In his order, Judge Miller said the agency’s decision failed to include any meaningful analysis of what chemicals and other materials might be used during drilling, “what hazards they might pose, and on what basis the agency has concluded that these will not have significant effect on the delicate resources of the Refuge, including the aquifers.”
“This decision is a victory for those of us who live and work in the San Luis Valley and who have fought to protect the refuge and its special sense of place,” said Christine Canaly of the San Luis Valley Ecosystem Council. A diverse group of San Luis Valley residents, including ranchers, farmers, teachers, artists, business owners, faith leaders and scientists, united to oppose the drilling proposal. The Crestone/Baca community sits adjacent to the Baca NWR and less than a mile from the proposed drilling sites. It was featured in a US News & World Report story on “sacred places.”

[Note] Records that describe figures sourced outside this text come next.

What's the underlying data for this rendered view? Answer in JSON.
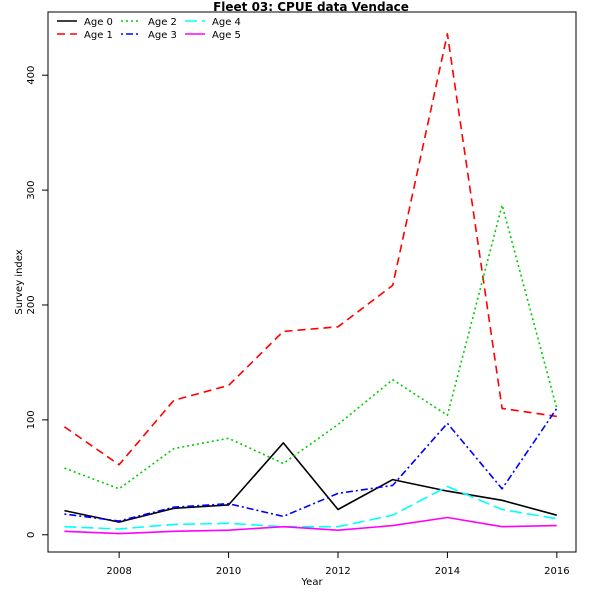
{
  "chart_data": {
    "type": "line",
    "title": "Fleet 03:  CPUE data Vendace",
    "xlabel": "Year",
    "ylabel": "Survey index",
    "x": [
      2007,
      2008,
      2009,
      2010,
      2011,
      2012,
      2013,
      2014,
      2015,
      2016
    ],
    "xlim": [
      2006.7,
      2016.35
    ],
    "ylim": [
      -15,
      455
    ],
    "xticks": [
      2008,
      2010,
      2012,
      2014,
      2016
    ],
    "yticks": [
      0,
      100,
      200,
      300,
      400
    ],
    "grid": false,
    "legend_position": "top-left",
    "series": [
      {
        "name": "Age 0",
        "color": "#000000",
        "dash": "solid",
        "values": [
          21,
          11,
          23,
          26,
          80,
          22,
          48,
          38,
          30,
          17
        ]
      },
      {
        "name": "Age 1",
        "color": "#ff0000",
        "dash": "dashed",
        "values": [
          94,
          61,
          117,
          130,
          177,
          181,
          217,
          436,
          110,
          103
        ]
      },
      {
        "name": "Age 2",
        "color": "#00cd00",
        "dash": "dotted",
        "values": [
          58,
          40,
          75,
          84,
          62,
          96,
          135,
          104,
          287,
          110
        ]
      },
      {
        "name": "Age 3",
        "color": "#0000ff",
        "dash": "dotdash",
        "values": [
          18,
          12,
          24,
          27,
          16,
          36,
          43,
          97,
          40,
          110
        ]
      },
      {
        "name": "Age 4",
        "color": "#00ffff",
        "dash": "longdash",
        "values": [
          7,
          5,
          9,
          10,
          7,
          7,
          17,
          42,
          22,
          14
        ]
      },
      {
        "name": "Age 5",
        "color": "#ff00ff",
        "dash": "solid",
        "values": [
          3,
          1,
          3,
          4,
          7,
          4,
          8,
          15,
          7,
          8
        ]
      }
    ]
  }
}
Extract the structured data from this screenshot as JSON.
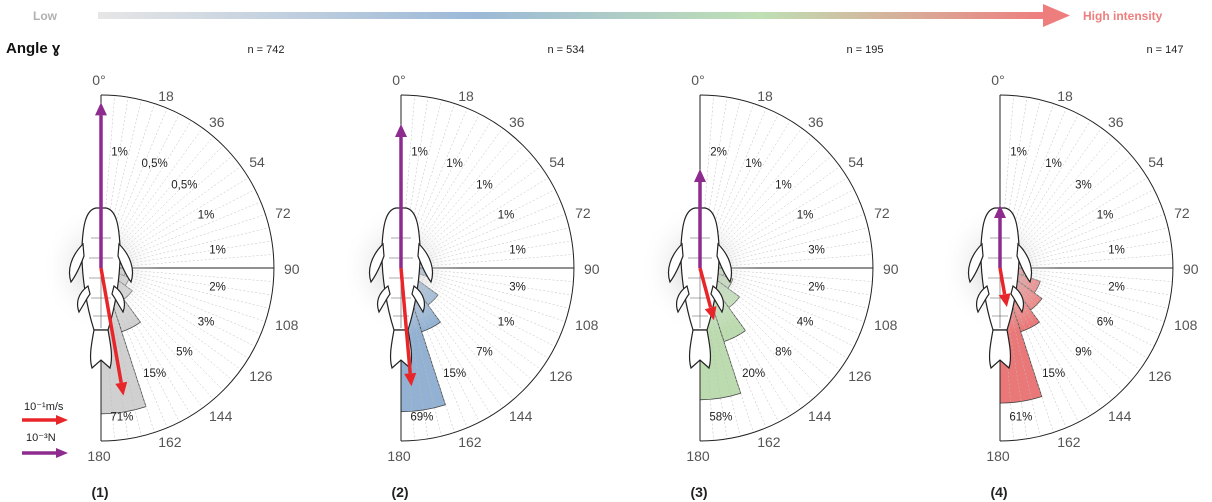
{
  "intensity_scale": {
    "low_label": "Low",
    "high_label": "High intensity"
  },
  "title": "Angle ɣ",
  "legend": {
    "velocity_label": "10⁻¹m/s",
    "force_label": "10⁻³N"
  },
  "colors": {
    "velocity_arrow": "#e8262a",
    "force_arrow": "#8e2b8f",
    "scale_low": "#e4e4e4",
    "scale_high": "#ee7e7e",
    "text_gray": "#555555"
  },
  "chart_data": [
    {
      "type": "polar-bar",
      "panel_label": "(1)",
      "n_label": "n = 742",
      "angle_ticks": [
        "0°",
        "18",
        "36",
        "54",
        "72",
        "90",
        "108",
        "126",
        "144",
        "162",
        "180"
      ],
      "sectors": [
        "0-18",
        "18-36",
        "36-54",
        "54-72",
        "72-90",
        "90-108",
        "108-126",
        "126-144",
        "144-162",
        "162-180"
      ],
      "percent_labels": [
        "1%",
        "0,5%",
        "0,5%",
        "1%",
        "1%",
        "2%",
        "3%",
        "5%",
        "15%",
        "71%"
      ],
      "values": [
        1,
        0.5,
        0.5,
        1,
        1,
        2,
        3,
        5,
        15,
        71
      ],
      "color": "#d0d0d0",
      "velocity_arrow": {
        "direction_deg": 170,
        "length": 0.72
      },
      "force_arrow": {
        "direction_deg": 0,
        "length": 0.92
      }
    },
    {
      "type": "polar-bar",
      "panel_label": "(2)",
      "n_label": "n = 534",
      "angle_ticks": [
        "0°",
        "18",
        "36",
        "54",
        "72",
        "90",
        "108",
        "126",
        "144",
        "162",
        "180"
      ],
      "sectors": [
        "0-18",
        "18-36",
        "36-54",
        "54-72",
        "72-90",
        "90-108",
        "108-126",
        "126-144",
        "144-162",
        "162-180"
      ],
      "percent_labels": [
        "1%",
        "1%",
        "1%",
        "1%",
        "1%",
        "3%",
        "1%",
        "7%",
        "15%",
        "69%"
      ],
      "values": [
        1,
        1,
        1,
        1,
        1,
        3,
        1,
        7,
        15,
        69
      ],
      "color": "#93b2d3",
      "velocity_arrow": {
        "direction_deg": 175,
        "length": 0.66
      },
      "force_arrow": {
        "direction_deg": 0,
        "length": 0.8
      }
    },
    {
      "type": "polar-bar",
      "panel_label": "(3)",
      "n_label": "n = 195",
      "angle_ticks": [
        "0°",
        "18",
        "36",
        "54",
        "72",
        "90",
        "108",
        "126",
        "144",
        "162",
        "180"
      ],
      "sectors": [
        "0-18",
        "18-36",
        "36-54",
        "54-72",
        "72-90",
        "90-108",
        "108-126",
        "126-144",
        "144-162",
        "162-180"
      ],
      "percent_labels": [
        "2%",
        "1%",
        "1%",
        "1%",
        "3%",
        "2%",
        "4%",
        "8%",
        "20%",
        "58%"
      ],
      "values": [
        2,
        1,
        1,
        1,
        3,
        2,
        4,
        8,
        20,
        58
      ],
      "color": "#bcdcb0",
      "velocity_arrow": {
        "direction_deg": 165,
        "length": 0.3
      },
      "force_arrow": {
        "direction_deg": 0,
        "length": 0.55
      }
    },
    {
      "type": "polar-bar",
      "panel_label": "(4)",
      "n_label": "n = 147",
      "angle_ticks": [
        "0°",
        "18",
        "36",
        "54",
        "72",
        "90",
        "108",
        "126",
        "144",
        "162",
        "180"
      ],
      "sectors": [
        "0-18",
        "18-36",
        "36-54",
        "54-72",
        "72-90",
        "90-108",
        "108-126",
        "126-144",
        "144-162",
        "162-180"
      ],
      "percent_labels": [
        "1%",
        "1%",
        "3%",
        "1%",
        "1%",
        "2%",
        "6%",
        "9%",
        "15%",
        "61%"
      ],
      "values": [
        1,
        1,
        3,
        1,
        1,
        2,
        6,
        9,
        15,
        61
      ],
      "color": "#eb7878",
      "velocity_arrow": {
        "direction_deg": 170,
        "length": 0.22
      },
      "force_arrow": {
        "direction_deg": 0,
        "length": 0.35
      }
    }
  ]
}
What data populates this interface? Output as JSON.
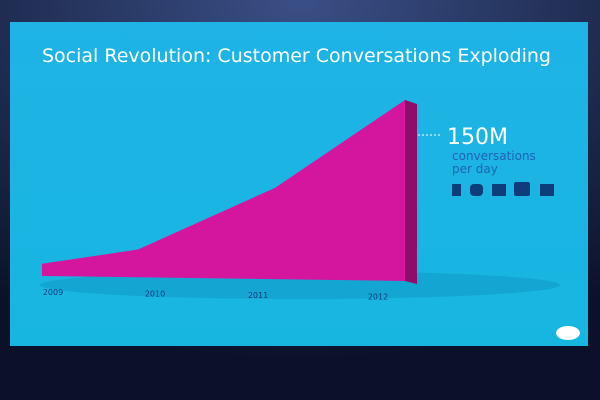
{
  "chart_data": {
    "type": "area",
    "title": "Social Revolution: Customer Conversations Exploding",
    "categories": [
      "2009",
      "2010",
      "2011",
      "2012"
    ],
    "values": [
      12,
      24,
      76,
      150
    ],
    "value_labels": [
      null,
      null,
      null,
      "150M"
    ],
    "annotation": "conversations per day",
    "color": "#d4169e"
  }
}
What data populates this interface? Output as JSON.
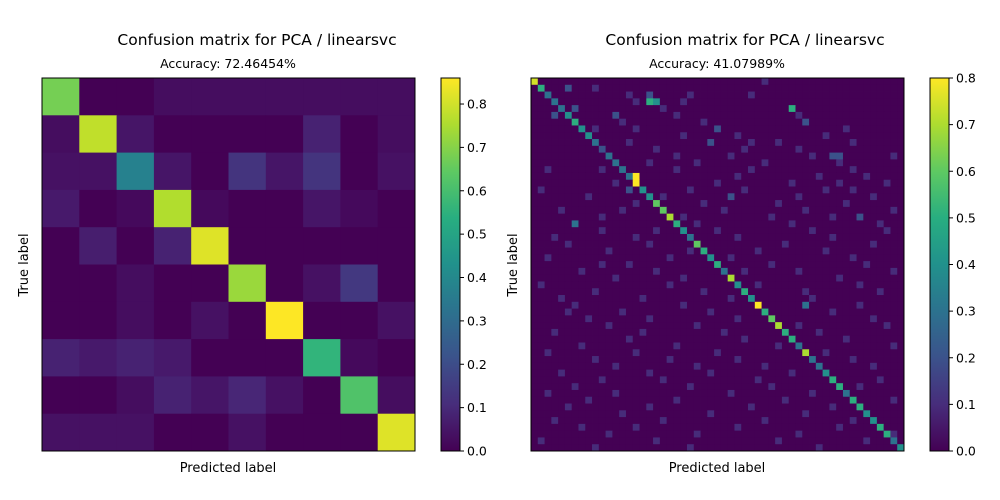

Jillian Klarl, a Crestone real estate broker, said that Judge Miller’s decision will help to secure the quality of life in the San Luis Valley. “The economic value of this area is dependent on the protection of sensitive places like the Baca Refuge,” said Klarl. “Our quality of life depends on clean water, clean air and the recreational opportunities that surround our communities. Drilling is not compatible with those qualities.”
Based on the evidence presented, Judge Miller said that the San Luis Valley Ecosystem Council is “likely to prevail on the merits” and labeled the decision to approve the drilling “arbitrary and capricious.”
The preliminary injunction will be in place until the lawsuit has a ruling.